ECHTES RÜCKSPIEL

■ Preddy Show Campany im Mehringhof-Theater

Du kannst alles: Röhren wie Tina Turner, dramatisieren wie Maria Callas, pubertieren wie Susanne Tremper, sensibeln wie Peter Maffay, dummschwätzen wie Helmut Berger, tremolieren wie Klaus Nomi, schmäh'n wie Andre Heller, gröhlen wie Janis Joplin, zwitschern wie Nana Mouskouri. Playback macht's möglich. Das kann ein Ritt werden durch die Gefühle und Stimmungen, durch den guten und schlechten Geschmack, durch die Bösartigkeiten und Streicheleinheiten. Die Travestie hilft kräftig mit dabei, ermöglicht die Distanz und Identifikation zum und mit dem Vorbild, und - Höhepunkt des Spannungsbogens - zum eigenen Geschlecht. Die Freiheit, die dazwischen liegt, bringt alles Unsagbare zum Sprechen, läßt die unteren Schichten nach oben durch, muß keine Strafe fürchten, keine Ablehnung, keinen Spott. Wahrheiten entstehen neu, und Gefühle äußern sich echt und ganz.
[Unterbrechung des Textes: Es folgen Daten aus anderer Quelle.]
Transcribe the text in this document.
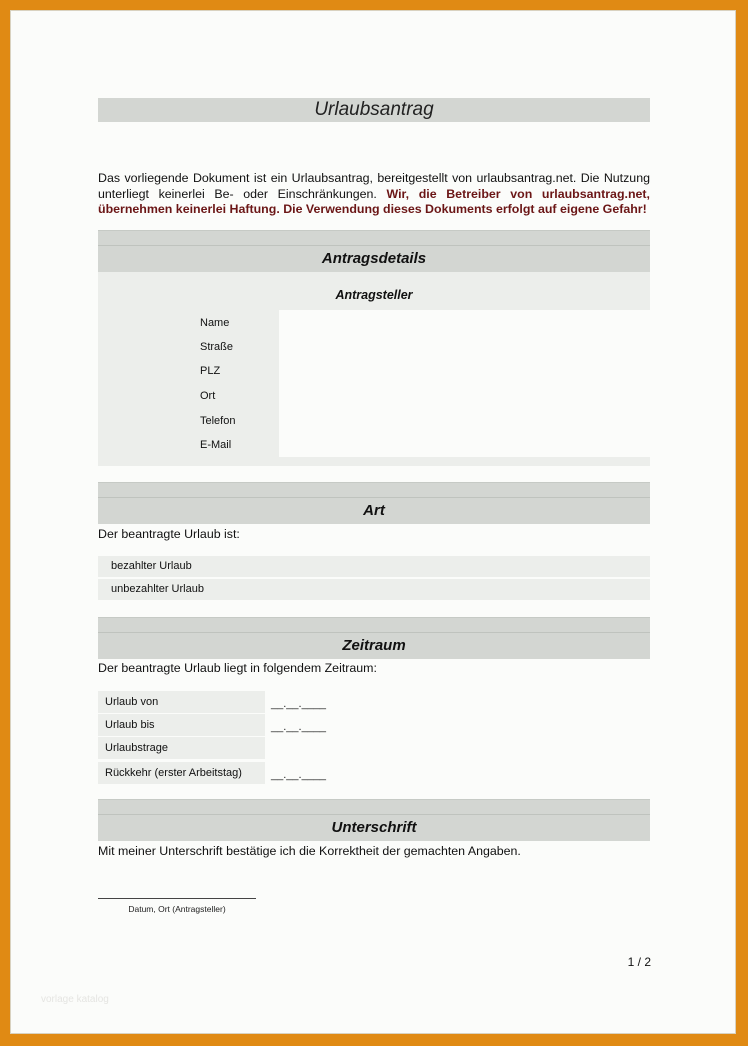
Urlaubsantrag
Das vorliegende Dokument ist ein Urlaubsantrag, bereitgestellt von urlaubsantrag.net. Die Nutzung unterliegt keinerlei Be- oder Einschränkungen. Wir, die Betreiber von urlaubsantrag.net, übernehmen keinerlei Haftung. Die Verwendung dieses Dokuments erfolgt auf eigene Gefahr!
Antragsdetails
Antragsteller
Name
Straße
PLZ
Ort
Telefon
E-Mail
Art
Der beantragte Urlaub ist:
bezahlter Urlaub
unbezahlter Urlaub
Zeitraum
Der beantragte Urlaub liegt in folgendem Zeitraum:
Urlaub von	__.__.____
Urlaub bis	__.__.____
Urlaubstrage
Rückkehr (erster Arbeitstag)	__.__.____
Unterschrift
Mit meiner Unterschrift bestätige ich die Korrektheit der gemachten Angaben.
Datum, Ort (Antragsteller)
1 / 2
vorlage katalog
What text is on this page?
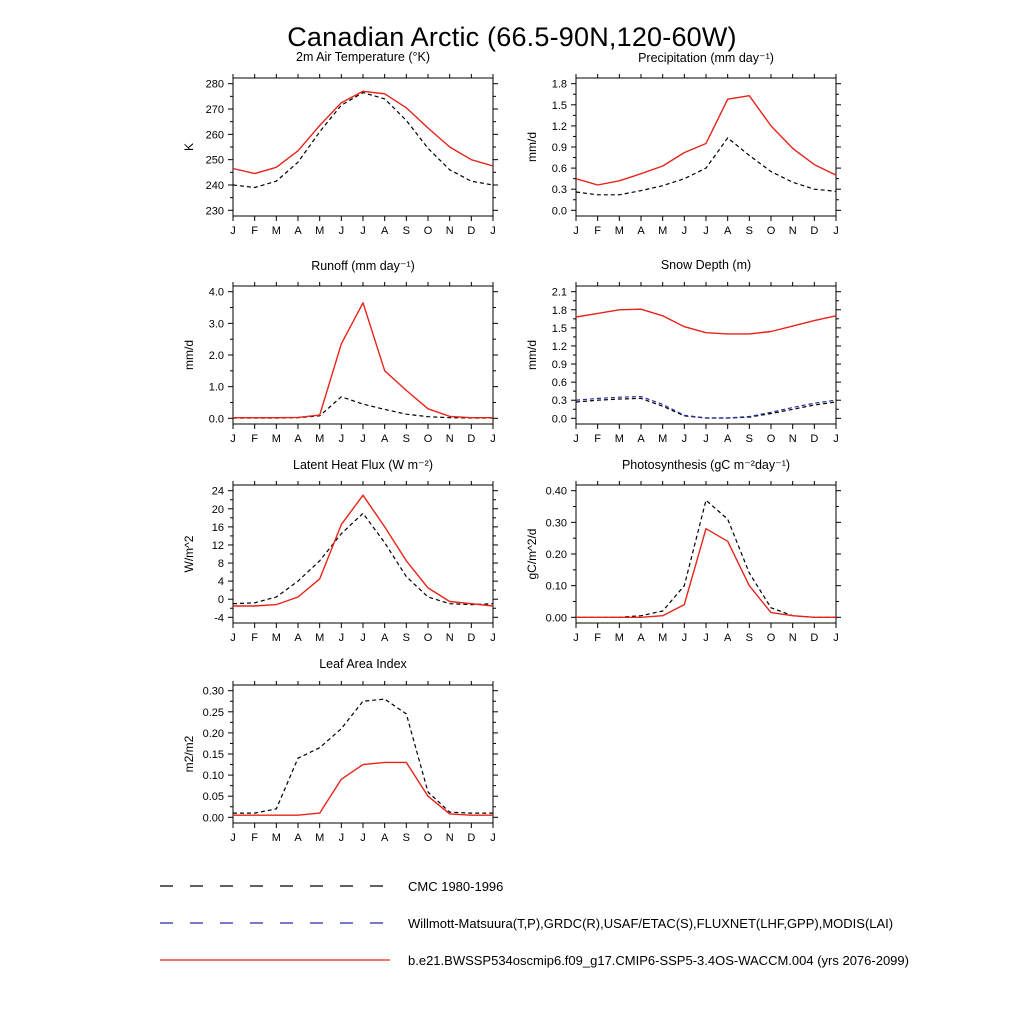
Canadian Arctic (66.5-90N,120-60W)
2m Air Temperature (°K)
K
230
240
250
260
270
280
J F M A M J J A S O N D J
Precipitation (mm day⁻¹)
mm/d
0.0
0.3
0.6
0.9
1.2
1.5
1.8
J F M A M J J A S O N D J
Runoff (mm day⁻¹)
mm/d
0.0
1.0
2.0
3.0
4.0
J F M A M J J A S O N D J
Snow Depth (m)
mm/d
0.0
0.3
0.6
0.9
1.2
1.5
1.8
2.1
J F M A M J J A S O N D J
Latent Heat Flux (W m⁻²)
W/m^2
-4
0
4
8
12
16
20
24
J F M A M J J A S O N D J
Photosynthesis (gC m⁻²day⁻¹)
gC/m^2/d
0.00
0.10
0.20
0.30
0.40
J F M A M J J A S O N D J
Leaf Area Index
m2/m2
0.00
0.05
0.10
0.15
0.20
0.25
0.30
J F M A M J J A S O N D J
CMC 1980-1996
Willmott-Matsuura(T,P),GRDC(R),USAF/ETAC(S),FLUXNET(LHF,GPP),MODIS(LAI)
b.e21.BWSSP534oscmip6.f09_g17.CMIP6-SSP5-3.4OS-WACCM.004 (yrs 2076-2099)
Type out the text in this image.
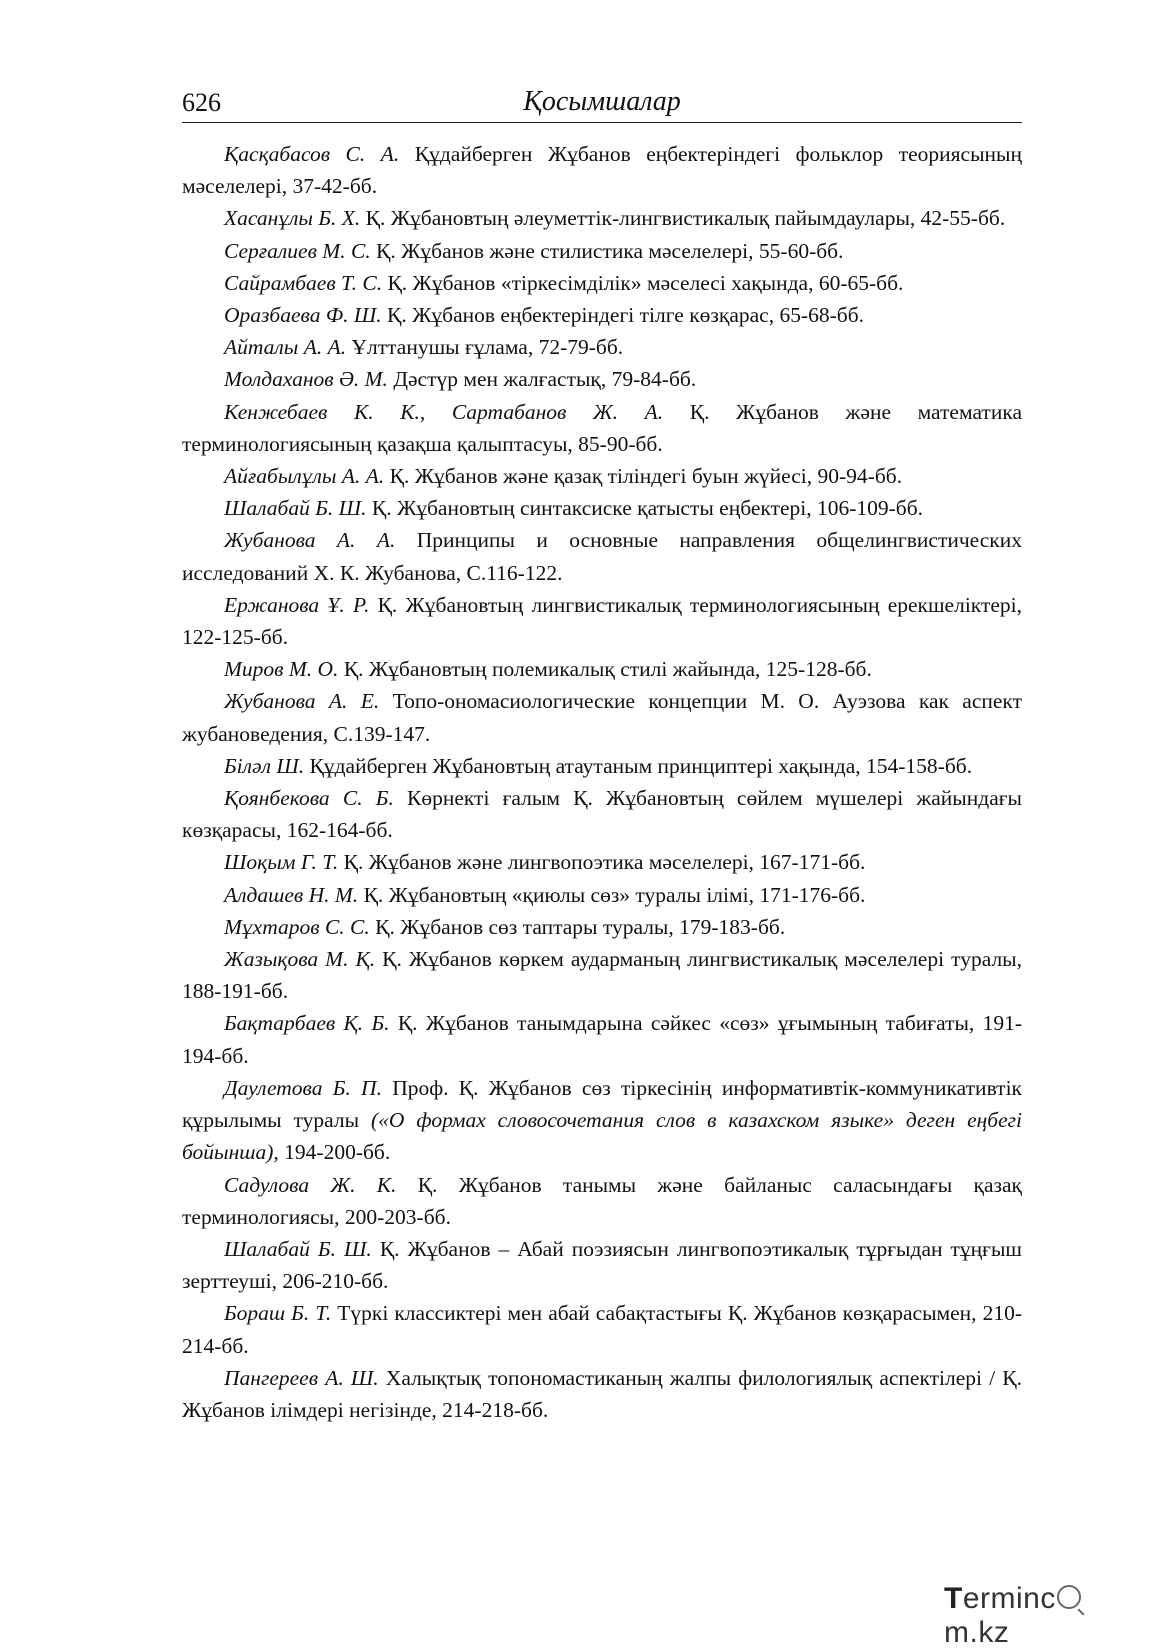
626	Қосымшалар

Қасқабасов С. А. Құдайберген Жұбанов еңбектеріндегі фольклор теориясының мәселелері, 37-42-бб.

Хасанұлы Б. Х. Қ. Жұбановтың әлеуметтік-лингвистикалық пайымдаулары, 42-55-бб.

Серғалиев М. С. Қ. Жұбанов және стилистика мәселелері, 55-60-бб.

Сайрамбаев Т. С. Қ. Жұбанов «тіркесімділік» мәселесі хақында, 60-65-бб.

Оразбаева Ф. Ш. Қ. Жұбанов еңбектеріндегі тілге көзқарас, 65-68-бб.

Айталы А. А. Ұлттанушы ғұлама, 72-79-бб.

Молдаханов Ә. М. Дәстүр мен жалғастық, 79-84-бб.

Кенжебаев К. К., Сартабанов Ж. А. Қ. Жұбанов және математика терминологиясының қазақша қалыптасуы, 85-90-бб.

Айғабылұлы А. А. Қ. Жұбанов және қазақ тіліндегі буын жүйесі, 90-94-бб.

Шалабай Б. Ш. Қ. Жұбановтың синтаксиске қатысты еңбектері, 106-109-бб.

Жубанова А. А. Принципы и основные направления общелингвистических исследований Х. К. Жубанова, С.116-122.

Ержанова Ұ. Р. Қ. Жұбановтың лингвистикалық терминологиясының ерекшеліктері, 122-125-бб.

Миров М. О. Қ. Жұбановтың полемикалық стилі жайында, 125-128-бб.

Жубанова А. Е. Топо-ономасиологические концепции М. О. Ауэзова как аспект жубановедения, С.139-147.

Біләл Ш. Құдайберген Жұбановтың атаутаным принциптері хақында, 154-158-бб.

Қоянбекова С. Б. Көрнекті ғалым Қ. Жұбановтың сөйлем мүшелері жайындағы көзқарасы, 162-164-бб.

Шоқым Г. Т. Қ. Жұбанов және лингвопоэтика мәселелері, 167-171-бб.

Алдашев Н. М. Қ. Жұбановтың «қиюлы сөз» туралы ілімі, 171-176-бб.

Мұхтаров С. С. Қ. Жұбанов сөз таптары туралы, 179-183-бб.

Жазықова М. Қ. Қ. Жұбанов көркем аударманың лингвистикалық мәселелері туралы, 188-191-бб.

Бақтарбаев Қ. Б. Қ. Жұбанов танымдарына сәйкес «сөз» ұғымының табиғаты, 191-194-бб.

Даулетова Б. П. Проф. Қ. Жұбанов сөз тіркесінің информативтік-коммуникативтік құрылымы туралы («О формах словосочетания слов в казахском языке» деген еңбегі бойынша), 194-200-бб.

Садулова Ж. К. Қ. Жұбанов танымы және байланыс саласындағы қазақ терминологиясы, 200-203-бб.

Шалабай Б. Ш. Қ. Жұбанов – Абай поэзиясын лингвопоэтикалық тұрғыдан тұңғыш зерттеуші, 206-210-бб.

Бораш Б. Т. Түркі классиктері мен абай сабақтастығы Қ. Жұбанов көзқарасымен, 210-214-бб.

Пангереев А. Ш. Халықтық топономастиканың жалпы филологиялық аспектілері / Қ. Жұбанов ілімдері негізінде, 214-218-бб.

Termincm.kz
Die Berliner Travestie-Truppe Preddy Show Campany, zum wiederholten Mal mit ihrem „Ersten Playback-Theaterstück der Welt“ Auf Teufel komm raus in der Stadt zu sehen, kann all das mit den Stimmen auf Pump. Und erzählt eine Geschichte damit, die lausige Lebensstory von Hermann wahrlich wunderbar: der schönste (Her)Mann auf der Bühne ist eine Frau. Er steht immer abseits und heiratet dennoch und wird nicht glücklich dabei, bis ins dunkle Grab. Hermanns Unglück beginnt auf dem Schulhof, weil er nicht richtig grapschen kann; die Trauung läuft schief, weil der Pastor ständig säuft; die Ehefrau entpuppt sich als Faschings -Drachen, die Luftschlangen drapiert auf der Zimmerantenne und kreuzworträtselt auf der Couch, wo eine Stadtansicht von Heidelberg hängt, gestickt. Selbst als Hermann aufgibt und überwechselt in das Zwischen des Dies- und Jenseits, stolpert er nur rum im höllischen Niemandsland und rollt die Augen.

40 Kostüme helfen den zwei Frauen und drei Männern dabei, glatt und flott die Geschichte zu erzählen. Klaus Nomi sieht aus wie Klaus Nomi, und Ludwig der II. sieht aus wie Ludwig der II., und Frau Meisenbruch-Brummer sieht aus wie Frau Meisenbruch-Brummer. Fast wie in echt. Und tanzen kann der oberhessische Macho wie ein oberhessischer Macho, der einmal im Leben tanzen möchte wie James Brown.

So läuft die Show ab, ganz „rasant“, in Kostümen, die „phantasievoll“ sind, vor „verblüffenden“ Bühnenbildern, mit „aufwendigen“ Licht- und Toneffekten, alles so, wie's der Pressetext verheißt. Bis hin zum Versprechen „Perfekte Unterhaltung mit Witz, Niveau und Tempo“. Und just mit dieser staatstragenden Selbsteinschätzung wird aus dem Playback und der Travestie nichts weiter als ein ordentlich verpacktes Fast-Food-Dinner. Alle Zutaten sind drin, wie im Kalorienplan vorgesehen, die saftig-knackigen Teile sättigen ungemein bis zum letzten Biß, selbst ideologisch ist alles astrein, sauber und abgesichert, ganz wie bei den ökobewußten EmCeDonalds. Nichts ist dabei ohne Geschmack, kein Witz unter die Gürtellinie, keine Frauenfeindlichkeit, kein subversiver Drang gegen jede Norm. Niemand wird beunruhigt, verunsichert, gar verletzt. Das macht dem vorwiegend heterosexuellen - Publikum ordentlich Spaß, in verträglichen Häppchen. Die nicht so teuer sind wie Mary & Gordy, nicht so vulgär wie die Lützower Lampe, nicht so anarchistisch wie Ladies Neid. Die Campany dagegen hat Niwoh.

eka

Preddy Show Campany: „Auf Teufel komm raus“, 14.2. bis 4.3 Mittwoch bis Sonntag 21 Uhr, Mehringhof-Theater, Gneisenaustraße 2.